Bakul Shah bakul at bitblocks.com
Tue Jan 5 03:53:08 UTC 2016


Why not do this (at least at first) in a user mode program?
Intercept FS system calls and write relevant info to a user
program's memory.  You still need to add a syscall to watch
files/dirs for various events and to validate requests. This
will allow you to experiment with various implementations
before commiting to a complicated new mechanism in the kernel.

Something like:
For the client:

	fd = new_watcher();
	watch(fd, path, flags); // can add multiple watches
	count = read(fd, buf, sizeof buf);

flag = 0 => remove watchpoint.
flag = recursive => watch everything underneath a tree (on the same fs)
other flag decide the events you want to watch.

read returns one or more events.

For the watcher:

	fd = register_watcher(buf, length);
	fd1 = get_watcher(fd, &path, &flag);

The watcher mmaps a bunch of space and the kernel uses it as a
circular buffer.  The watcher can create a map of inode-id to
subscribers: a list of <fds,events> or a ptr to a list. The
indirection should make recursion cheaper to handle: objects
will point to parent dir in a recursive watch. You'd still
need to spend something like 8 bytes per file or dir (on a 4GB
addr space system).

flag = 0 => unsubscribe fd from watching the path.
close the fd when the number of watches is 0.
On a client disappearing path is NULL.

On a watcher disappearing all clients get one final event.

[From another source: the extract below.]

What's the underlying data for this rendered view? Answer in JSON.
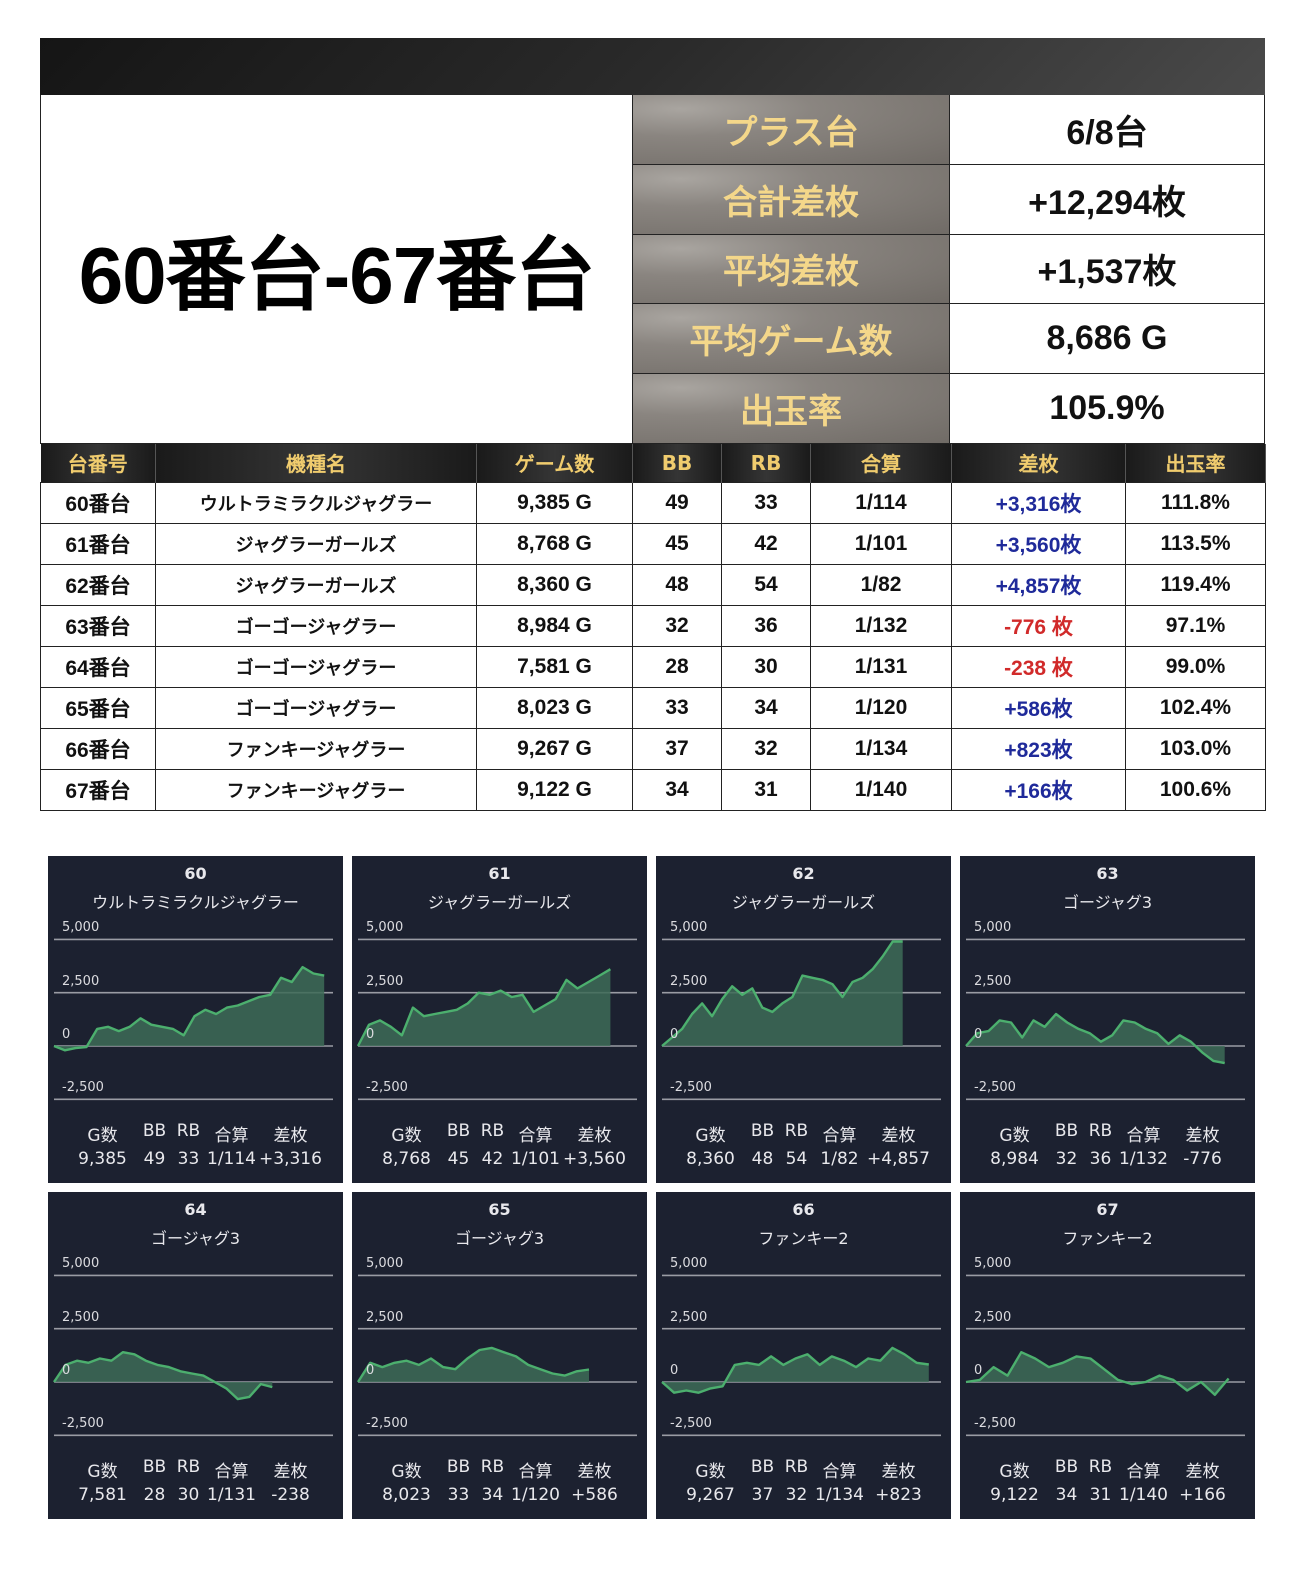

Hard links are not a problem: such a file will just have N
items on its list, one per watched dir.

Multiple watchers, each handling a different set of clients,
should be possible with a little extra cost. Basically what
we are doing is outsourcing most of the actual work to the
watcher but the kernel still have to tell all the watchers
when something changes.

Very likely the same mechanism can be used to report process
deaths or dead network connections etc.

Undoubtedly I have missed a bunch of things here!